Hearing our brazenly bad Elizabethan chatter, Timothy let out a snort, his stoppered laugh of amusement. Cara shot him a quick glance of scorn.

“Scorn not, kind sir, that which harnesses the passions of Nature.”

It was obvious that as much as Timothy wanted to cling to my side, this side of Cara was about to drive him off. I swooped up his arm and pulled him close.

“Come, my love,” I told him. “Away must we venture to far cake where we hither shall pierce the delightfully frosted gooey exterior.”

That did it. Timothy lost his stern hold on composure, pulled me a centimeter closer, then turned to Cara. “The gooey exterior of cake doth call. We must away.”
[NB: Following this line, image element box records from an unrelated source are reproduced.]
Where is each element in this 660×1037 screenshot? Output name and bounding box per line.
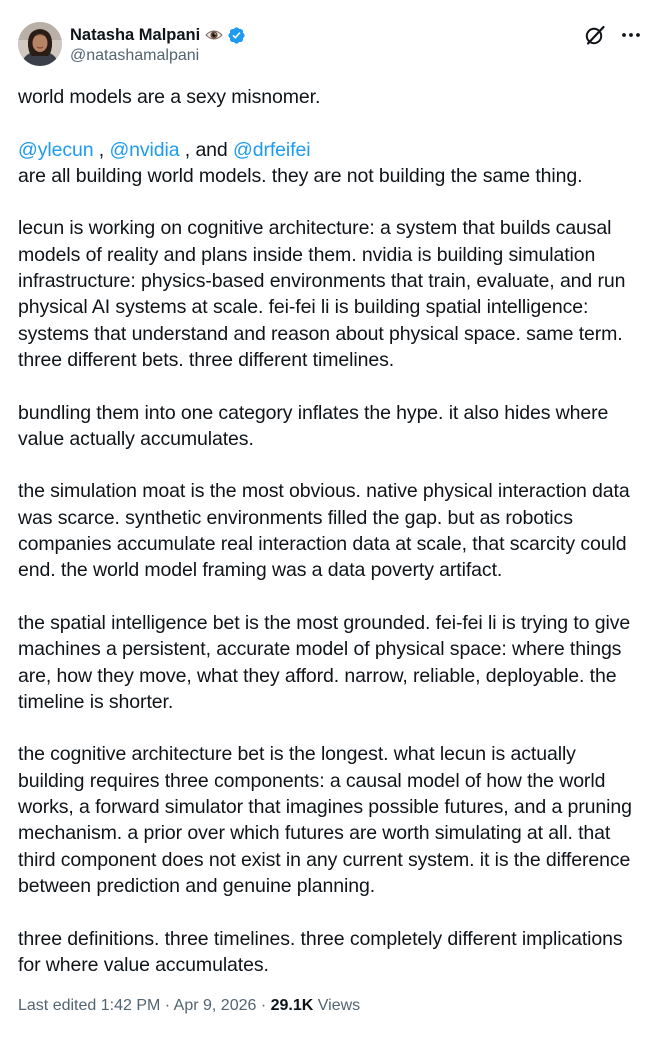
text-line: are, how they move, what they afford. narrow, reliable, deployable. the [18,664,617,687]
tweet-header [18,22,642,70]
tweet-time: 1:42 PM [100,997,161,1014]
paragraph-6 [18,610,648,715]
text-line: mechanism. a prior over which futures are worth simulating at all. that [18,822,611,845]
text-line: third component does not exist in any current system. it is the difference [18,848,631,871]
mention-drfeifei[interactable]: @drfeifei [233,138,311,161]
text-line: value actually accumulates. [18,427,254,450]
paragraph-2 [18,137,648,190]
mention-separator-2: , and [179,138,233,161]
edited-label[interactable]: Last edited [18,997,97,1014]
tweet-date: Apr 9, 2026 [173,997,257,1014]
paragraph-8 [18,926,648,979]
text-line: works, a forward simulator that imagines possible futures, and a pruning [18,796,632,819]
text-line: between prediction and genuine planning. [18,874,376,897]
text-line: the simulation moat is the most obvious. native physical interaction data [18,480,630,503]
meta-separator: · [256,997,271,1014]
text-line: models of reality and plans inside them. nvidia is building simulation [18,243,596,266]
text-line: for where value accumulates. [18,953,269,976]
text-line: companies accumulate real interaction data at scale, that scarcity could [18,533,627,556]
paragraph-2-text: are all building world models. they are not building the same thing. [18,164,583,187]
text-line: building requires three components: a causal model of how the world [18,769,606,792]
text-line: lecun is working on cognitive architecture: a system that builds causal [18,217,612,240]
text-line: the spatial intelligence bet is the most grounded. fei-fei li is trying to give [18,611,631,634]
more-options-icon[interactable] [620,28,642,42]
eye-emoji-icon [205,28,223,42]
text-line: infrastructure: physics-based environments that train, evaluate, and run [18,270,626,293]
text-line: the cognitive architecture bet is the longest. what lecun is actually [18,743,576,766]
paragraph-3 [18,215,648,373]
meta-separator: · [160,997,174,1014]
mention-nvidia[interactable]: @nvidia [109,138,180,161]
mention-separator-1: , [93,138,110,161]
paragraph-7 [18,741,648,899]
tweet-body [18,84,648,978]
display-name-row [70,24,246,46]
text-line: end. the world model framing was a data poverty artifact. [18,559,503,582]
text-line: bundling them into one category inflates the hype. it also hides where [18,401,609,424]
grok-icon[interactable] [584,24,606,46]
text-line: three definitions. three timelines. three completely different implications [18,927,623,950]
views-label: Views [313,997,361,1014]
tweet-meta [18,997,360,1015]
author-names [70,24,246,65]
text-line: timeline is shorter. [18,690,174,713]
paragraph-4 [18,400,648,453]
timestamp-link[interactable] [101,997,257,1014]
paragraph-1: world models are a sexy misnomer. [18,86,321,108]
views-count[interactable]: 29.1K [270,997,314,1014]
text-line: physical AI systems at scale. fei-fei li is building spatial intelligence: [18,296,589,319]
paragraph-5 [18,478,648,583]
avatar[interactable] [18,22,62,66]
mention-ylecun[interactable]: @ylecun [18,138,94,161]
text-line: systems that understand and reason about physical space. same term. [18,322,623,345]
verified-badge-icon[interactable] [227,26,246,45]
text-line: was scarce. synthetic environments filled the gap. but as robotics [18,506,573,529]
display-name[interactable]: Natasha Malpani [70,25,201,44]
author-handle[interactable]: @natashamalpani [70,47,200,64]
text-line: three different bets. three different timelines. [18,348,395,371]
text-line: machines a persistent, accurate model of physical space: where things [18,638,622,661]
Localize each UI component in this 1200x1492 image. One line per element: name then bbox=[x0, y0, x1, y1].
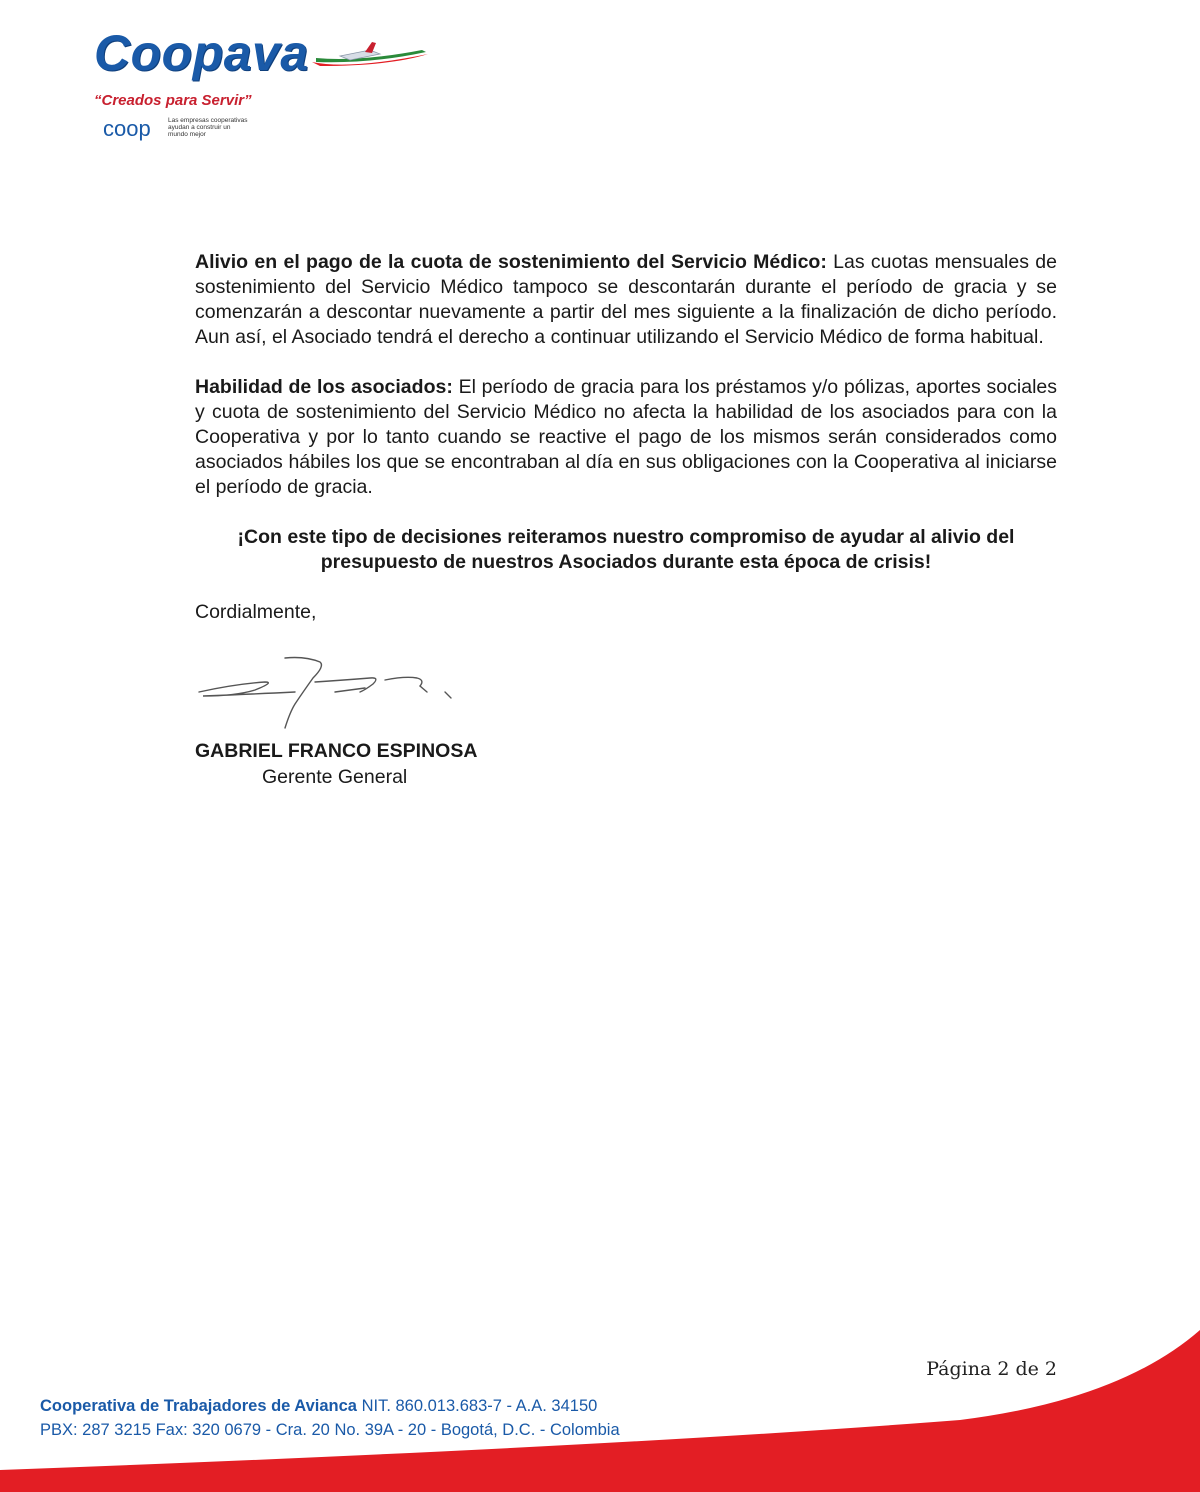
paragraph-text: Las cuotas mensuales de sostenimiento del Servicio Médico tampoco se descontarán durante el período de gracia y se comenzarán a descontar nuevamente a partir del mes siguiente a la finalización de dicho período. Aun así, el Asociado tendrá el derecho a continuar utilizando el Servicio Médico de forma habitual. bbox=[195, 251, 1057, 348]
paragraph-text: El período de gracia para los préstamos y/o pólizas, aportes sociales y cuota de sostenimiento del Servicio Médico no afecta la habilidad de los asociados para con la Cooperativa y por lo tanto cuando se reactive el pago de los mismos serán considerados como asociados hábiles los que se encontraban al día en sus obligaciones con la Cooperativa al iniciarse el período de gracia. bbox=[195, 376, 1057, 498]
signer-name: GABRIEL FRANCO ESPINOSA bbox=[195, 740, 478, 762]
handwritten-signature bbox=[195, 652, 485, 742]
footer-line-1 bbox=[40, 1394, 620, 1418]
footer-line-2: PBX: 287 3215 Fax: 320 0679 - Cra. 20 No. 39A - 20 - Bogotá, D.C. - Colombia bbox=[40, 1421, 620, 1439]
nit-and-box: NIT. 860.013.683-7 - A.A. 34150 bbox=[356, 1397, 598, 1415]
coopava-logo: Coopava bbox=[94, 25, 309, 81]
closing-line: presupuesto de nuestros Asociados durante esta época de crisis! bbox=[320, 551, 932, 573]
paragraph-title: Alivio en el pago de la cuota de sostenimiento del Servicio Médico: bbox=[195, 251, 827, 273]
closing-statement bbox=[195, 525, 1057, 575]
letterhead bbox=[90, 22, 450, 152]
coop-tagline: Las empresas cooperativas ayudan a construir un mundo mejor bbox=[168, 117, 248, 138]
slogan: “Creados para Servir” bbox=[94, 92, 252, 109]
page-number: Página 2 de 2 bbox=[926, 1358, 1057, 1380]
closing-line: ¡Con este tipo de decisiones reiteramos nuestro compromiso de ayudar al alivio del bbox=[237, 526, 1015, 548]
paragraph-member-eligibility bbox=[195, 375, 1057, 500]
salutation: Cordialmente, bbox=[195, 601, 317, 623]
footer-contact bbox=[40, 1394, 620, 1442]
signer-role: Gerente General bbox=[262, 766, 408, 788]
paragraph-medical-service bbox=[195, 250, 1057, 350]
paragraph-title: Habilidad de los asociados: bbox=[195, 376, 453, 398]
airplane-icon bbox=[310, 40, 430, 80]
coop-logo bbox=[102, 114, 162, 144]
organization-name: Cooperativa de Trabajadores de Avianca bbox=[40, 1397, 357, 1415]
letter-body bbox=[195, 250, 1057, 625]
svg-text:coop: coop bbox=[103, 116, 151, 141]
Then both ladies lost their cool and sank down into unbridled laughter. That attracted the eyes of everyone. All the guests started gravitating in our direction, mini comets pulled by the sun. Perhaps we weren’t up to star quality, but the mood in the whole room changed. The musicians suddenly stopped, then cried out, “It’s cake time, folks.”

The cake was a huge white wonder, five tiers of cake structure with sugary arches, green ivy and pink roses. Ben had outdone himself in its elegance. Knowing Timothy’s Fae chef, I would guess that the cake would taste every bit as wonderful as it looked.

Andrew handed the knife to Timothy, and I laid my hand atop his, and we did it, the best cake piercing of the year, or something like that. I’d already nixed the smear cake all over your mate’s face part. I’d seen that done, and the mess that followed was not cute. I was okay with the groom giving me a bite and my delivering a small chunk to him. It was just that smear thing all over someone’s face that I refused to do. That should be considered cake sacrilege!